My output format is "flat binary" (bootloader requirement). Normally in an ELF file, the vtable is in the rodata section, I suppose this is the same for flat binaries. I considered that maybe my kernel was being loaded incorrectly by the bootloader.
So I thought about changing my bootloader to GRUB2 and read this article http://wiki.osdev.org/Creating_a_64-bit_kernel, then I noticed that the linker script in there had page aligned sections, I tried out that on my script and presto… it worked.
However, when I debugged with bochs again I found out that the addresses of my sections were

Code: Select all

text = 0x100000
rodata = 0x103000
data = 0x104000
bss = 0x105000

and the vtable is still located inside the data section at address 0x104c90

So these are my new questions:

• Why does this work?
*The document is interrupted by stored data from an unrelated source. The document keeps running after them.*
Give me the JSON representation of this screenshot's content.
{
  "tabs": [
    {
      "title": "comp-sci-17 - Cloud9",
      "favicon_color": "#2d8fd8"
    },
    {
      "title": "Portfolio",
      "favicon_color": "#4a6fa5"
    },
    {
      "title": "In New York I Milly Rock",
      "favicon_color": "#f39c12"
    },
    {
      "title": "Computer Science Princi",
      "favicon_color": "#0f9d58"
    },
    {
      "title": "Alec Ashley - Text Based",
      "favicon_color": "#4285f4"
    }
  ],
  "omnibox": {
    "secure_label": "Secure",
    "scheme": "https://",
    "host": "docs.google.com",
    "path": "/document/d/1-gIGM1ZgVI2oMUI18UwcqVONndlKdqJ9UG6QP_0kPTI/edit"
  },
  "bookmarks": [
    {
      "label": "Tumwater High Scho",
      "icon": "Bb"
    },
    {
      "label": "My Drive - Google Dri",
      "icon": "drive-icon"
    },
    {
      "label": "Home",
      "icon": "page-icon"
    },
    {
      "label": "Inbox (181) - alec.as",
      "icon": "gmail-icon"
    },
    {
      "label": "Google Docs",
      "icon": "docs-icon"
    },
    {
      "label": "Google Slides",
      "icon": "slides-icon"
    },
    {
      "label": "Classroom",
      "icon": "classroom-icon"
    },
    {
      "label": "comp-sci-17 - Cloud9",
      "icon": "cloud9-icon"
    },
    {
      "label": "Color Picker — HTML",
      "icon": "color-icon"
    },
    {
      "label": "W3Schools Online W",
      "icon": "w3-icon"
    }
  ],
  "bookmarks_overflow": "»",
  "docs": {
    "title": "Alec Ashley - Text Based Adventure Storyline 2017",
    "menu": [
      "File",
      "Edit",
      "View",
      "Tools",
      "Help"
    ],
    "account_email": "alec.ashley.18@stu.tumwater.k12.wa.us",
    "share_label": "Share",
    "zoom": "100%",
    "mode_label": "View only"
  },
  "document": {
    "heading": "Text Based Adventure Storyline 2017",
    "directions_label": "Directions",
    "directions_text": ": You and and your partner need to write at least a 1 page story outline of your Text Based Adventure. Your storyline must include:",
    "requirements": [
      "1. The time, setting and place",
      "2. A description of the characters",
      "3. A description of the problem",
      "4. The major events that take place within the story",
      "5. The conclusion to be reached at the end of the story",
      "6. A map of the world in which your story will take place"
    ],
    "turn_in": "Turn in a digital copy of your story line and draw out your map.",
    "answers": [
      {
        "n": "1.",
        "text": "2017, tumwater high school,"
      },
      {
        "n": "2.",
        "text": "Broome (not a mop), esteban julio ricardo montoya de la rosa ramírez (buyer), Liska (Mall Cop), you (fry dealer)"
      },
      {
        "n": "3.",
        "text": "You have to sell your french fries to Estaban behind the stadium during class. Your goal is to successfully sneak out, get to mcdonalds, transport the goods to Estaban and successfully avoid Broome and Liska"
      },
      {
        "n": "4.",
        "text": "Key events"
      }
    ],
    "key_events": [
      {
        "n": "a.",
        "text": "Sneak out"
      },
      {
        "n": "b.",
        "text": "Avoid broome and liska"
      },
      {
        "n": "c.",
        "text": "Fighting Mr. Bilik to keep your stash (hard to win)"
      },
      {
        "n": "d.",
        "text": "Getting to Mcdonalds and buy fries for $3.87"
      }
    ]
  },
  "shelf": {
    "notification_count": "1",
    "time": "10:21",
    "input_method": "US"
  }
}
Do sections have to be page aligned because of the memory protection model or is there any other reason I still don’t know of?
• Have I really fixed the error, or is it working just by chance and it might reappear in the future when the kernel grows?
• Why did my vtables ended up in the data section?

[Combuster]

This just sounds like a typical memory corruption bug. Sadly those are also the most annoying to debug. What you can do is dump the address and first 16 bytes at various places in the code to the screen and check when any of them change. Looking up where in the data section that address points might also help indicating which code is responsible for that mess.